Nadia, in particular, is a delightful character — a strong and capable woman with a great sense of humor. In her isolation, she developed an odd relationship to the rest of the world and, in finally speaking to other people, is more likely to quote old magazine advertisements or Melville than to recognize anything of popular culture. Other women characters shine, and the multiple love stories involved are atypical, with outcomes that might surprise.
The writing throughout, packed with sensory details, flows beautifully through the characters' relationships and the landscape. At the homestead in spring: "One day, the trees' branches shivered bare, and the next, they were blanketed with buds." At the Spit Tune, a bar on the spit: "Signed dollar bills from every corner of the world hung from the ceiling and walls."
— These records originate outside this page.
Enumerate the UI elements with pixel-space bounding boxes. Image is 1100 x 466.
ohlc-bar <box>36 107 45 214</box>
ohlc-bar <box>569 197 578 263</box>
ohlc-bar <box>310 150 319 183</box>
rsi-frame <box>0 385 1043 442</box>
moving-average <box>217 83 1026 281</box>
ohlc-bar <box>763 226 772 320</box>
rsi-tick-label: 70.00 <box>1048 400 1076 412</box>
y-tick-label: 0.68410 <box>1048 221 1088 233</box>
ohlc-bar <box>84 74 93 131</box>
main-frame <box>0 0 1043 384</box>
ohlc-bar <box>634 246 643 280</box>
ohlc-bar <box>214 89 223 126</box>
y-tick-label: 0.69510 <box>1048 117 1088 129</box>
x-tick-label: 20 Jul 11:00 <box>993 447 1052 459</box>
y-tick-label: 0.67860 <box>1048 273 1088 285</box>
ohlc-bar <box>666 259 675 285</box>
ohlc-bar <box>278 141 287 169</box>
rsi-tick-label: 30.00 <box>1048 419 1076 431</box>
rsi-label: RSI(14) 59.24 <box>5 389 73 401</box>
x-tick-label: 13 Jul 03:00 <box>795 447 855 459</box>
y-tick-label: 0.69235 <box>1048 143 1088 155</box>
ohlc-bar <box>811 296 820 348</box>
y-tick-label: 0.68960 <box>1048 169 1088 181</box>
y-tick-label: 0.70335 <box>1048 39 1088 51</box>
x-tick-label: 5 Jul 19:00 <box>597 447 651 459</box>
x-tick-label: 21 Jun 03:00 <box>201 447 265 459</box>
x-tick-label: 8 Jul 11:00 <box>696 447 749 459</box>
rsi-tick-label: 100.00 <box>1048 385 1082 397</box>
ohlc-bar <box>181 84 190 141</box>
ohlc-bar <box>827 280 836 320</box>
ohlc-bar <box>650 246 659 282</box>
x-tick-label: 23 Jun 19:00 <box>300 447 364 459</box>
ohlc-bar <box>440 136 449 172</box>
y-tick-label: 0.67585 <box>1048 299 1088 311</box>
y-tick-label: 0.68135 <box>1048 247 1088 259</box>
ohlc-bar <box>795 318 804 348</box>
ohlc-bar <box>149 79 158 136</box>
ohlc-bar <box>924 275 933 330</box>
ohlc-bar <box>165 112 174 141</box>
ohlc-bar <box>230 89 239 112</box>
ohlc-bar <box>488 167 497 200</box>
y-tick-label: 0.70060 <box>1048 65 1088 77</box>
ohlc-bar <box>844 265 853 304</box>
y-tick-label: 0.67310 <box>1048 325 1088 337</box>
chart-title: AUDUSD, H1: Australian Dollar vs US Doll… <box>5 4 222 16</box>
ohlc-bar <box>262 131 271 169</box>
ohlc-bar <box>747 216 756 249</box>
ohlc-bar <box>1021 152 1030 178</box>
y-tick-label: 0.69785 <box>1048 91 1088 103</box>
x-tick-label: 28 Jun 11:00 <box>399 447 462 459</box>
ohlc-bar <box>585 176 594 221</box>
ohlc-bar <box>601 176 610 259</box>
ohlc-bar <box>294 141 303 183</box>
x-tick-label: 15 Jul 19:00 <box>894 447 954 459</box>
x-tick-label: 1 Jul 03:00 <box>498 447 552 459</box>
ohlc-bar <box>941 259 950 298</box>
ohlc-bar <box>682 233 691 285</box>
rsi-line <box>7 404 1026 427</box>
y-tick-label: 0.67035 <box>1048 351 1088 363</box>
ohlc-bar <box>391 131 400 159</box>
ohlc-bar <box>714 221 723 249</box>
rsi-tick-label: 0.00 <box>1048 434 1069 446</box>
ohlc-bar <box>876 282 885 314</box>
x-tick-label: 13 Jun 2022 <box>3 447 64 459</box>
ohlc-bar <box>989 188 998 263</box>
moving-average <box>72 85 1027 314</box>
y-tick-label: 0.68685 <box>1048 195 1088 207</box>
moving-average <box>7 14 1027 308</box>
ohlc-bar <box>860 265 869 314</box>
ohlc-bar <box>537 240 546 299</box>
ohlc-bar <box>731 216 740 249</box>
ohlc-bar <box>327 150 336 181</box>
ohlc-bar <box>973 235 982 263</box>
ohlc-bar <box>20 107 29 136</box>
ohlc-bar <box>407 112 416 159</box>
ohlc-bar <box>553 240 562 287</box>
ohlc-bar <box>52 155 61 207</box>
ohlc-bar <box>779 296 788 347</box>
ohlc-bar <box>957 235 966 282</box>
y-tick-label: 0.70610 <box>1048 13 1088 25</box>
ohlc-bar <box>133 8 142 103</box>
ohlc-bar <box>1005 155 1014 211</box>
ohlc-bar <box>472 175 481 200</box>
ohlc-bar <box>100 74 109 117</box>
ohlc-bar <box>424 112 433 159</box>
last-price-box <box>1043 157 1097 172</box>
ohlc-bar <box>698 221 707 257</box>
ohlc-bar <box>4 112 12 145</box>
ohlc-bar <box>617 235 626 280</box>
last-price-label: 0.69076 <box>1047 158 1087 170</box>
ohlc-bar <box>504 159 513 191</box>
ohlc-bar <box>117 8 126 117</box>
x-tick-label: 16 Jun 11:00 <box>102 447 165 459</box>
There's much sensitivity these days to "cultural appropriation," which in terms of writing means depicting people and ways of life outside of one's own experience. Halverson took a big risk in creating a character who had run away from a village of Russian Old Believers, and in writing about Old Believer traditions in general. The actual Old Believers, who first settled around Homer in the 1960s and have since spread out to a number of communities elsewhere in the state, tend to maintain their traditions away from the public eye. Much to her credit, Halverson did significant research to portray the culture with reasonable accuracy. She also was careful not to attribute violence in the story to villagers, or to perpetuate too much in the way of cultural stereotypes.
Enchanted by Homer
Halverson is author of "The Underside of Joy," an international best-seller published in 18 languages. In her end pages here, she says that when she first visited Homer, she "fell under its spell" and envisioned this novel. But after writing 50 pages, she set it aside for 20 years before taking it up again. She has various ties to Alaska, with family members coming from or living here and a certain passion for the place. While working on the book, she stayed in a cabin on the Kilcher homestead. About Homer, she wrote, "I borrowed heavily from the town, especially its location, but I also had fun making things up and altering them."
It's not often that writers from outside Alaska make the effort to understand and convey the hold our state has on those who live here. Halverson has delivered a recognizable version of ourselves within her larger, very satisfying story about strength of character and the power of love.
Nancy Lord is a Homer-based writer and former Alaska writer laureate. Her books include "Fishcamp," "Beluga Days" and "Early Warming."